Receita Federal define calendário e regras do Imposto de Renda 2026
A Receita Federal detalhou nesta segunda-feira (16) as normas para a entrega da Declaração do Imposto de Renda Pessoa Física (DIRPF) 2026. O período de envio dos documentos começará oficialmente no dia 16 de março e se estenderá até 29 de maio, último dia útil do mês. A principal orientação do Fisco é o alerta sobre a nova faixa de isenção: embora a promessa de isentar quem ganha até R$ 5 mil já esteja em vigor para os salários atuais, ela ainda não se aplica ao ajuste que os contribuintes devem fazer agora.
O “nó” da isenção de R$ 5 mil
Uma das maiores dúvidas dos brasileiros diz respeito à nova tabela progressiva. É importante esclarecer que a declaração entregue em 2026 refere-se ao ano-calendário de 2025. Como a nova regra de isenção para rendimentos de até R$ 5 mil mensais só passou a valer para os ganhos a partir de janeiro de 2026, ela só terá impacto real na declaração de ajuste anual de 2027.
Para a declaração deste ano, os limites de obrigatoriedade seguem baseados nos rendimentos do ano passado. Estão obrigados a declarar os cidadãos que receberam rendimentos tributáveis (como salários, aposentadorias e aluguéis) acima de R$ 33.888 ao longo de 2025.
Novidades e prazos de restituição
A Receita também confirmou o cronograma de restituições, que será dividido em cinco lotes, mantendo a tradição de priorizar idosos, pessoas com deficiência, portadores de doenças graves e profissionais do magistério. Além desses grupos, quem utilizar a declaração pré-preenchida ou optar por receber via Pix (desde que a chave seja o CPF) terá prioridade no recebimento.
Calendário de Restituição 2026:
- 1º lote: 29 de maio
- 2º lote: 30 de junho
- 3º lote: 31 de julho
- 4º lote: 28 de agosto
- 5º lote: 30 de setembro
Quem mais deve declarar?
Além do critério de renda tributável, a obrigatoriedade atinge quem:
- Recebeu rendimentos isentos, não tributáveis ou tributados exclusivamente na fonte acima de R$ 200 mil.

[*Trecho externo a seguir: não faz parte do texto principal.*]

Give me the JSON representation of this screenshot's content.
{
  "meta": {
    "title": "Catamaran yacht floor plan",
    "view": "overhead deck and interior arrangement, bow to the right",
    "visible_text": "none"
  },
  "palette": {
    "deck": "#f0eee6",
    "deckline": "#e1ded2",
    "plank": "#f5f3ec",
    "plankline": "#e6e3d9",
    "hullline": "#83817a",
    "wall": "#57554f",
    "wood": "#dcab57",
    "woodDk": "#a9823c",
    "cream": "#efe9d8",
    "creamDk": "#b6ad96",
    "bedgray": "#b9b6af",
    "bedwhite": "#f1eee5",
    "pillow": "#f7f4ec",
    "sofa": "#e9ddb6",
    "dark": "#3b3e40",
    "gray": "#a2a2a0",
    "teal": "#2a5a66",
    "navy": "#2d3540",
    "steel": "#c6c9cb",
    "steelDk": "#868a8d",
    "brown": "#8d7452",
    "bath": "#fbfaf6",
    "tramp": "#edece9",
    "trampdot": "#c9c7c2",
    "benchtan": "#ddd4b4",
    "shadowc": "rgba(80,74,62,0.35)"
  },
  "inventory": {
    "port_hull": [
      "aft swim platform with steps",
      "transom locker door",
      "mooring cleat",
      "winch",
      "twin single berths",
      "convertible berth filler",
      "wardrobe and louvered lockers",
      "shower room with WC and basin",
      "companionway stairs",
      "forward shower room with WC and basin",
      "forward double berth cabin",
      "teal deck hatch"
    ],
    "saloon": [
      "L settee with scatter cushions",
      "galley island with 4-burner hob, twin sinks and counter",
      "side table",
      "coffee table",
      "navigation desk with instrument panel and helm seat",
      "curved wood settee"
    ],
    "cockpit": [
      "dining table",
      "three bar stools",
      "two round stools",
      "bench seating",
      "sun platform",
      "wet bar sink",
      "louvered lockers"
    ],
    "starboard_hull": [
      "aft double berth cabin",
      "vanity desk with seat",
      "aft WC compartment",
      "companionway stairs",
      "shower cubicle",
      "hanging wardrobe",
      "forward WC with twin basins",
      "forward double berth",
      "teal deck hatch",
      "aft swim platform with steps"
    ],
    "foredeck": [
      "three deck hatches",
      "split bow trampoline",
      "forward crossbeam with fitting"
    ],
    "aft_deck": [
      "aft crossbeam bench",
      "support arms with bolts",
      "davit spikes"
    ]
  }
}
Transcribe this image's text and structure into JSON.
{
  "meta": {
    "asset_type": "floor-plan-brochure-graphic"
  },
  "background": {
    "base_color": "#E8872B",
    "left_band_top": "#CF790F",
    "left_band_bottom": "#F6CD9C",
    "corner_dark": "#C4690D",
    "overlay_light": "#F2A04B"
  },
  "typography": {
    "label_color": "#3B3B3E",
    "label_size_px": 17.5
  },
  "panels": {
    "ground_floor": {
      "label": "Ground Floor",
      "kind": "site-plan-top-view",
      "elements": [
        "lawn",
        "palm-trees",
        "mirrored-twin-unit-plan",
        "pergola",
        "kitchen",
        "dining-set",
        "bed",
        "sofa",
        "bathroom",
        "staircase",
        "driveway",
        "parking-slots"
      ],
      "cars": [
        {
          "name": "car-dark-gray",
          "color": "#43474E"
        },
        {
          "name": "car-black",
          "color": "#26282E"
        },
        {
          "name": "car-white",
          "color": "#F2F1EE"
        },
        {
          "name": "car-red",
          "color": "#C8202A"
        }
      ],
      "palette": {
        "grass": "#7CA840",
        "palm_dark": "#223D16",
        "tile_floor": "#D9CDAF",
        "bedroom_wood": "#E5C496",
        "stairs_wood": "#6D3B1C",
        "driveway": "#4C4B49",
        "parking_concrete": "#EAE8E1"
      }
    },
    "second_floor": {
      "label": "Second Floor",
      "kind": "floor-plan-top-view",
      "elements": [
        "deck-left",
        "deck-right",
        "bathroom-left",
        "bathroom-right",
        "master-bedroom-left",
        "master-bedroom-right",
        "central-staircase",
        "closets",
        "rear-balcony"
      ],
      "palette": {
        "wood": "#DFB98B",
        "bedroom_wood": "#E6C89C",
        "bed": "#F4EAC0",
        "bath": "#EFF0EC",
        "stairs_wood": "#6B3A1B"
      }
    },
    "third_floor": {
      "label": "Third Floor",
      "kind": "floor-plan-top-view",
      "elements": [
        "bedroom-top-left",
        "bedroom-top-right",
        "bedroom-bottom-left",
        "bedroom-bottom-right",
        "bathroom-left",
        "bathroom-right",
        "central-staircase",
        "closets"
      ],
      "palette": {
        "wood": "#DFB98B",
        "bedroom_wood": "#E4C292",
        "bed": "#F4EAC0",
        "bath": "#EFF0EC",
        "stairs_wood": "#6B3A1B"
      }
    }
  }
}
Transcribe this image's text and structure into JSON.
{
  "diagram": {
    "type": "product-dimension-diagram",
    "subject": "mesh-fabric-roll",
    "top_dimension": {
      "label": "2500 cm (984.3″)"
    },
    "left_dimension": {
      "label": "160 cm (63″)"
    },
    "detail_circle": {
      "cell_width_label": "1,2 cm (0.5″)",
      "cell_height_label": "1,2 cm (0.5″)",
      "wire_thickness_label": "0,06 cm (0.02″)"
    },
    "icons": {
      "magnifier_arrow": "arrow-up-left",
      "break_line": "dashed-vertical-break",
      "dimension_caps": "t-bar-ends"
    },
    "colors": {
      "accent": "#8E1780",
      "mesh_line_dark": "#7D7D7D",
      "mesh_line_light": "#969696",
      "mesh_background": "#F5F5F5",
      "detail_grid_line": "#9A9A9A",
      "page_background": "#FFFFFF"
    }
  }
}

- Obteve ganho de capital na venda de bens ou direitos sujeitos ao imposto.
- Realizou operações em bolsas de valores, de mercadorias ou de futuros cuja soma foi superior a R$ 40 mil.
- Teve a posse ou propriedade de bens ou direitos, inclusive terra nua, de valor total superior a R$ 800 mil em 31 de dezembro de 2025.
Dica para o contribuinte
Especialistas recomendam que os contribuintes não deixem para a última hora, especialmente para evitar lentidão nos sistemas da Receita. A organização dos informes de rendimentos — que as empresas e bancos deveriam ter entregue até o fim de fevereiro — é o primeiro passo para garantir que o envio ocorra sem erros, evitando a temida “malha fina”.